March 25 Update: How is MDIBL helping?
- March 25, 2020
March 25, 2020
Good morning MDIBL,
It was good to see you all on-screen yesterday and I am looking forward to seeing you all in person when it is possible again.
Things seem a bit slow at the moment; everybody is waiting. Although not everywhere — in the epicenters of the disease hundreds of patients are calling their doctors and hospitals are very busy. In Maine (and in Hannover) there is no storm yet. A ripple here and there, but mostly the water is calm. Waiting isn’t easy and procedures, only recently established, already feel somewhat tedious. However, we must remain alert and aware. We don’t know what exactly to expect, but awareness and following procedures will hopefully save us from the worst.

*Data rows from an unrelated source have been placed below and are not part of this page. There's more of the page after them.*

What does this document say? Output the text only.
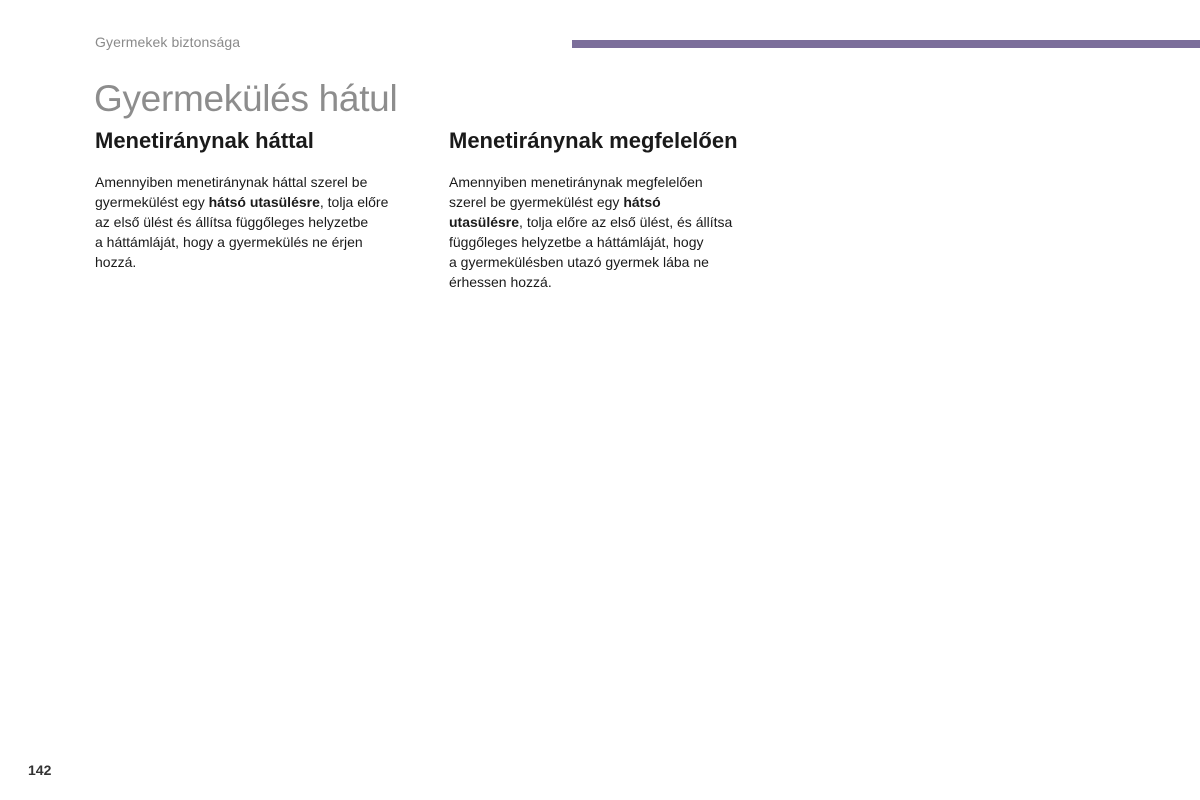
Gyermekek biztonsága
Gyermekülés hátul
Menetiránynak háttal

Amennyiben menetiránynak háttal szerel be
gyermekülést egy hátsó utasülésre, tolja előre
az első ülést és állítsa függőleges helyzetbe
a háttámláját, hogy a gyermekülés ne érjen
hozzá.

Menetiránynak megfelelően

Amennyiben menetiránynak megfelelően
szerel be gyermekülést egy hátsó
utasülésre, tolja előre az első ülést, és állítsa
függőleges helyzetbe a háttámláját, hogy
a gyermekülésben utazó gyermek lába ne
érhessen hozzá.

142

Yesterday I had a long conversation with colleagues at MDI Hospital and Jackson Lab. The main concern, alongside and related to health and safety, is PPE supplies and testing capacity. Do we have enough protective gowns? Do we lack masks? And how can we solve the problem of testing? There is a lack of testing devices world-wide: not enough swabs, not enough tubes, and not enough of the materials (reagents) needed to carry out the tests in the lab. People have started to 3D print swabs!
MDIBL is doing all it can to support our healthcare providers. Iain Drummond and the faculty are in contact with other labs to provide what testing equipment we can. We have offered gloves and other materials. We have also discussed whether or not MDIBL is set up and equipped to help with testing. Unfortunately equipment and expertise is not enough. Any testing system has to be approved by the Maine CDC. Even in these critical times, a lot of bureaucracy stands in the way before you are allowed to test. Wide-spread testing would be helpful in building a more efficient quarantine system. This health data will also be very important for understanding the epidemiology of the disease and how transfection works. Maybe we need a research project on MDI to answer these questions?
For the time being we have to rely on clinical judgement and pragmatism. A few days ago, I wrote a blog about the clinical features of the disease and diagnosing COVID-19. Most importantly: if you have symptoms and reason to believe that you have had contact with someone with the disease, the hospital will test you.
At the hospital in Hannover I am seeing more patients and reviewing more patient histories. Infection with the coronavirus/COVID-19 has so many faces; some patients have almost no symptoms while testing positive; others present with a flu-like disease for 3-4 days and test negative; and a few patients suffer a more severe disease with full-blown pneumonia and breathing problems. Two out of six patients I have seen had been skiing in Northern Italy. Skiing in itself is healthy — I think the disease was transmitted in the après ski frivolities: bars packed with people, everybody in close contact, the bartender is perhaps spreading the virus talking to people and touching barware. It is a terrible thought at the moment.
However, I am looking forward to après ski again in the future, just as you can look forward to the activities you enjoy with others. Perhaps though, we will all do it with a little more caution and awareness.